On Saturday, August 14, 2010, Hilda L. Alford, age 72, of Blountstown, Florida passed away. During their 50+ years of marriage Hilda birthed two children, a son and a daughter. Hilda and R.L. had two grandchildren.
“When R.L. was asked to repeat the vow ”for better or worse,” a neighbor said, “he heard it real loud. Medically, it’s a miracle Hilda is still alive. She’s alive because R.L. gave his life to her.” Hilda lived…Hilda experienced life because R.L. loved Hilda and gave his life to her!.That’s the spirit of Hospice. Stephen Covey said that, “To touch the soul of another human being is to walk on holy ground.”
Your generous gifts and support touch others. People live life to the fullest at McLeod Hospice, because others give selflessly of their money, their time and themselves. At times it is surely difficult and taxing to be a selfless giver. At times, it can be draining, but if he were speaking to us, I suspect R.L. would tell us, “it’s rough in some ways, but it is rewarding.”

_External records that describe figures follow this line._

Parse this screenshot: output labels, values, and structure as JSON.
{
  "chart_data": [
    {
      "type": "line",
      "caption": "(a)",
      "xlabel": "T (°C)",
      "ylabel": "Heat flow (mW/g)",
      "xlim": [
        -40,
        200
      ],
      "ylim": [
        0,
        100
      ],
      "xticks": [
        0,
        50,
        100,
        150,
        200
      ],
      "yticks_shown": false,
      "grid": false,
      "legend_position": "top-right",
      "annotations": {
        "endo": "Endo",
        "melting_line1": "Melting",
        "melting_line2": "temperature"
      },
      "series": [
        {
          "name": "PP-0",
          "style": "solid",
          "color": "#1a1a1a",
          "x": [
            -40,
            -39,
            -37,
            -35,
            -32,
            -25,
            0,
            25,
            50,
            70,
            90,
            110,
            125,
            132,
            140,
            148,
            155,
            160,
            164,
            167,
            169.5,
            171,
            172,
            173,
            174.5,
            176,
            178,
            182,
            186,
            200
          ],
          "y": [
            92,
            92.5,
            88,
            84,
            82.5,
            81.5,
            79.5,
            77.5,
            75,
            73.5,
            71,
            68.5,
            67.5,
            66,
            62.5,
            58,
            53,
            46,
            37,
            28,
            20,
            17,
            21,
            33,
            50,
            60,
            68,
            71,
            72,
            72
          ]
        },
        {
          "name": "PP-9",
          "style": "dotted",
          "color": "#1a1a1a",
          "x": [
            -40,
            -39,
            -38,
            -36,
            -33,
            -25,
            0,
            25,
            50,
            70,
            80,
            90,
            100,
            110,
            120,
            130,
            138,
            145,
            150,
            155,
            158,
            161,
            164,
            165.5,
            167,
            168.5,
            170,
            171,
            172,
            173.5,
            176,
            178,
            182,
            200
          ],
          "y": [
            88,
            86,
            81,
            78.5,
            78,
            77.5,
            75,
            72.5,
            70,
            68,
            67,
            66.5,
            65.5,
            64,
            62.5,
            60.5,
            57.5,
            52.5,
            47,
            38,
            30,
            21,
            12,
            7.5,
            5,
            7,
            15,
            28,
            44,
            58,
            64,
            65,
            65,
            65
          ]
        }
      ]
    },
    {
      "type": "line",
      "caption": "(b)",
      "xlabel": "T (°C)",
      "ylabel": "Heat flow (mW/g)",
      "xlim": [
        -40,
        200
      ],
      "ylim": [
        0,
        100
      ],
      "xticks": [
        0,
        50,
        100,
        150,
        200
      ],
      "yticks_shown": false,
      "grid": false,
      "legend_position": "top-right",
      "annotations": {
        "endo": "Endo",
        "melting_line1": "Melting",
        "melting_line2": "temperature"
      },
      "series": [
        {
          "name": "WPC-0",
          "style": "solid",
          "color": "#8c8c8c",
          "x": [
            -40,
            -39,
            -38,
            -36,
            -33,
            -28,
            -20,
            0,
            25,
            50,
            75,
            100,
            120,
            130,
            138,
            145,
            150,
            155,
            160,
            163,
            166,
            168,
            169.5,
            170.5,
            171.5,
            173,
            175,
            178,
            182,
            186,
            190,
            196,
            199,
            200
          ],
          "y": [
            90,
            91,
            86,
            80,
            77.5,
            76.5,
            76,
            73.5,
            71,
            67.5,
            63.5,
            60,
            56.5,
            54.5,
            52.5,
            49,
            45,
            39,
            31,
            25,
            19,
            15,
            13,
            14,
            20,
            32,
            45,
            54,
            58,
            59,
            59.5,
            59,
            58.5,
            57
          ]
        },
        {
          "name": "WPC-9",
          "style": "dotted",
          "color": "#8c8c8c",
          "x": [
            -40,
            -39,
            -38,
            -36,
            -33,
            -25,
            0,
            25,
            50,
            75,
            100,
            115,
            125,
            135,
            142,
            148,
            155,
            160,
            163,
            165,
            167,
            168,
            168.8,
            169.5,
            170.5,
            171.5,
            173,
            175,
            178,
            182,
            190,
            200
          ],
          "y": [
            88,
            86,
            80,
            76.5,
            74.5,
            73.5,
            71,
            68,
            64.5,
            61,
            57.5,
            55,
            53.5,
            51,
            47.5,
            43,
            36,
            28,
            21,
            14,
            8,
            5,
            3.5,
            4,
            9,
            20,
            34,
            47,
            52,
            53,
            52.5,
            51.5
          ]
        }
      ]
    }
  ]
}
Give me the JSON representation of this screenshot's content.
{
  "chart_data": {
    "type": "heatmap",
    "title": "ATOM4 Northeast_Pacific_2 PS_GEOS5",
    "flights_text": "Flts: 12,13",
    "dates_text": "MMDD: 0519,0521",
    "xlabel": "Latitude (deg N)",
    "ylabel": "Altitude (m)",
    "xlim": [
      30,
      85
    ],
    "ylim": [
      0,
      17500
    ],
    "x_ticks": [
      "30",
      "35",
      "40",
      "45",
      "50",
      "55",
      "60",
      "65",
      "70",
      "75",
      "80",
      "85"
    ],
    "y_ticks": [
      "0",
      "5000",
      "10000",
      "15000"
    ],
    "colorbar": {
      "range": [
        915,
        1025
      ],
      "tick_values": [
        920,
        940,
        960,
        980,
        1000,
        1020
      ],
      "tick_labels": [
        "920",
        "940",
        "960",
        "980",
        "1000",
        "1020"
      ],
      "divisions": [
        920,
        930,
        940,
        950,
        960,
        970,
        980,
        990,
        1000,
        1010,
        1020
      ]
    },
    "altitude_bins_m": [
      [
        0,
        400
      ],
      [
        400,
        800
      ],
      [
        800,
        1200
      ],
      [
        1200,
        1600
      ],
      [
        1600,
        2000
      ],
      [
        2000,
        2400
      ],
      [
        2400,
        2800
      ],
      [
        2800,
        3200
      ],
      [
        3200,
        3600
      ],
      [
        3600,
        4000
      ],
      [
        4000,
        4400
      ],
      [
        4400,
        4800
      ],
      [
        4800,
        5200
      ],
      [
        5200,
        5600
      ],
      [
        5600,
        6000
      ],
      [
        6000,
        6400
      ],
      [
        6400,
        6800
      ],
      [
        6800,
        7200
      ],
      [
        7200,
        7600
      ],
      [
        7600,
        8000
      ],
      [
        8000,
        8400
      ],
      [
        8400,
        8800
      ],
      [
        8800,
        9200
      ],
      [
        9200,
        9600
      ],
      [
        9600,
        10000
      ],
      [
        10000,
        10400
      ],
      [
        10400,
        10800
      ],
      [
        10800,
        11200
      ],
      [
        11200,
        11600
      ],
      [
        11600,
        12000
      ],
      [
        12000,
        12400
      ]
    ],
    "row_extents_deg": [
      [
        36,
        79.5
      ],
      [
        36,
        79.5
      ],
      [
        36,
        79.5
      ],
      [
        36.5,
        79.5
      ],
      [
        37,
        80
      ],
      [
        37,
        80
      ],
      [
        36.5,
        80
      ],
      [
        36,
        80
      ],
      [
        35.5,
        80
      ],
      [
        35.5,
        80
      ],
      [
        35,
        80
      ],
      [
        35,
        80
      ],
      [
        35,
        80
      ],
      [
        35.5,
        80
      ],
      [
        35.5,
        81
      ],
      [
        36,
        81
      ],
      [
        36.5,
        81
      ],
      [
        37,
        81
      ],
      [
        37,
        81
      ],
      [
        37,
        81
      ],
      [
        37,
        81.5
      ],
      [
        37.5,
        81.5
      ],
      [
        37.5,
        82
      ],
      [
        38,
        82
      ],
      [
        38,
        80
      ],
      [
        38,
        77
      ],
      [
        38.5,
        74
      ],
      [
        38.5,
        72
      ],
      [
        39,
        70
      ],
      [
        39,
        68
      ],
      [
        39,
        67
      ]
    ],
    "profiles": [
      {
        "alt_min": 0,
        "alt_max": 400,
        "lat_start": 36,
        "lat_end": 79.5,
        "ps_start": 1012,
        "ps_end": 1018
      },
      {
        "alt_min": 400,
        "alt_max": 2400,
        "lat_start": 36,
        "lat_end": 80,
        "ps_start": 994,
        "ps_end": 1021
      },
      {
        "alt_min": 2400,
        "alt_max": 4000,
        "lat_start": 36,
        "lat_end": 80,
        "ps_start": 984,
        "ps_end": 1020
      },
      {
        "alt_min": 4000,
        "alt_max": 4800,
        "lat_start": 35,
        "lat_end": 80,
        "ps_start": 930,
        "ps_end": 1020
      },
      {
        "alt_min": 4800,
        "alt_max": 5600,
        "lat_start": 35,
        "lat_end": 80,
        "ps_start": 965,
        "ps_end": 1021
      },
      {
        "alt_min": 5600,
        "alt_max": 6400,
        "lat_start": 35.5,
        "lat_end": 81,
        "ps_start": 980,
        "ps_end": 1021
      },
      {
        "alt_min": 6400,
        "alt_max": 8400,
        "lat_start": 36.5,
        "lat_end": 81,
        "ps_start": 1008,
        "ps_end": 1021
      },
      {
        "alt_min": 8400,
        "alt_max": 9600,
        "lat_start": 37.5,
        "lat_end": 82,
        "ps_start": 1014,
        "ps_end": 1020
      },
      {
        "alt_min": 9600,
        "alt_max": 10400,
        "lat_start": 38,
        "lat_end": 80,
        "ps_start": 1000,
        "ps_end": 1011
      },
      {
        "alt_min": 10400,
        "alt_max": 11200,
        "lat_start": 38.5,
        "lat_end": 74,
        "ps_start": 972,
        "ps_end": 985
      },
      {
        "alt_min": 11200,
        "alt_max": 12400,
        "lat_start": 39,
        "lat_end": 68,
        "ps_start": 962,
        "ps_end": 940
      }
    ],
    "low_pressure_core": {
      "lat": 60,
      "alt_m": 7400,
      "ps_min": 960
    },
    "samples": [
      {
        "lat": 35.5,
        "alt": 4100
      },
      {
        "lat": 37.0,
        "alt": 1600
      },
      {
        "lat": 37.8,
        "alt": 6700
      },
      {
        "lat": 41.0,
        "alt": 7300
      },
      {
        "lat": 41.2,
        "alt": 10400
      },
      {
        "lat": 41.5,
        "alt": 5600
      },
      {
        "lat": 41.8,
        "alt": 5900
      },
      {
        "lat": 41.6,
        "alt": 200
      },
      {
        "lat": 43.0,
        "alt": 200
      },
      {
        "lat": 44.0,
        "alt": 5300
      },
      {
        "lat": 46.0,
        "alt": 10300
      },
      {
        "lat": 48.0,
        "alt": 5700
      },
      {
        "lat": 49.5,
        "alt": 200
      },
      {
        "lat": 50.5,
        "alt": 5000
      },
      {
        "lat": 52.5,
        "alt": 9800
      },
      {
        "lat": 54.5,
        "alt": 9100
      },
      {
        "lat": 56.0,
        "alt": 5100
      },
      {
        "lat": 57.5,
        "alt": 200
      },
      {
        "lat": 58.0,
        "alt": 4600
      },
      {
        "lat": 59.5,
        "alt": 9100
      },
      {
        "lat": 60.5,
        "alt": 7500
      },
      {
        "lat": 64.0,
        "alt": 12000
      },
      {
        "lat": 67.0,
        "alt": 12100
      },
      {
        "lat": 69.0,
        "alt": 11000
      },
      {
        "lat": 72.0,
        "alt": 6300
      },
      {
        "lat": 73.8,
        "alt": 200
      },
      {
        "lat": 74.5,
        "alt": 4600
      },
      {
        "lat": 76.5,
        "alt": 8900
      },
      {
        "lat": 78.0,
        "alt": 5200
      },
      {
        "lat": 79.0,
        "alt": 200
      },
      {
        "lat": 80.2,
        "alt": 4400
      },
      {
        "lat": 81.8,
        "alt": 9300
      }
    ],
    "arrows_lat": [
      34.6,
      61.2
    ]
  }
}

Ralph Waldo Emerson, the American Essayist and poet, wrote,
“To laugh often and much;
To win the respect of intelligent people and the affection of children;
To earn the appreciation of honest critics and endure the betrayal of false friends;
To appreciate beauty, to find the best in others;
To leave the world a bit better, whether by a healthy child, a garden patch, or a redeemed social condition;
To know even one life has breathed easier because you have lived.
This is to have succeeded,”
Emerson was in a true sense referring to the men and women who serve others by providing hospice care.
“I wanted a perfect ending,” the late actress, Gilda Radner once said, “Now I’ve learned, the hard way, that some poems don’t rhyme, and some stories don’t have a clear beginning, middle and end. Life is about not knowing, having to change, taking the moment and making the best of it, without knowing what’s going to happen next.”
The doctors, nurses and caregivers at McLeod Hospice give selflessly each day so that. Our neighbors – like the man who lives three streets over, or…Our friends – like the dear woman who lived next door for years and who brought chicken soup and chocolate chip cookies when we were sick, or…The sweet, young woman who is suffering from a devastating illness and who with her husband of seven years and the two small children live just two houses down, or…Our dearest friend’s mother, and yes, Our own beloved family member can live their lives as fully as possible with comfort and quality of life.
McLeod Hospice is not here to hasten death or “help” someone die. Everyday, the caring people at McLeod Hospice focus on relieving the pain, symptoms and stress of a life-threatening illness and improving quality of life for our neighbors, our friends and family members.
Today let us dedicate this new addition with the commitment that it will always be used in the spirit which is McLeod – the spirit and commitment of service to others and to the men and women who have and who will give themselves as an affirmation of life, so that on those days when the poems don’t rhyme or there seems to be no clear beginning or middle or end, the patients we serve can live the remainder of their lives as fully as possible. Today, we affirm their work, and we honor their spirit because this is a noble and worthy calling, and because love is not just as strong as death, love is more powerful than death.
Thank you to all who make the work of Hospice a gift to others.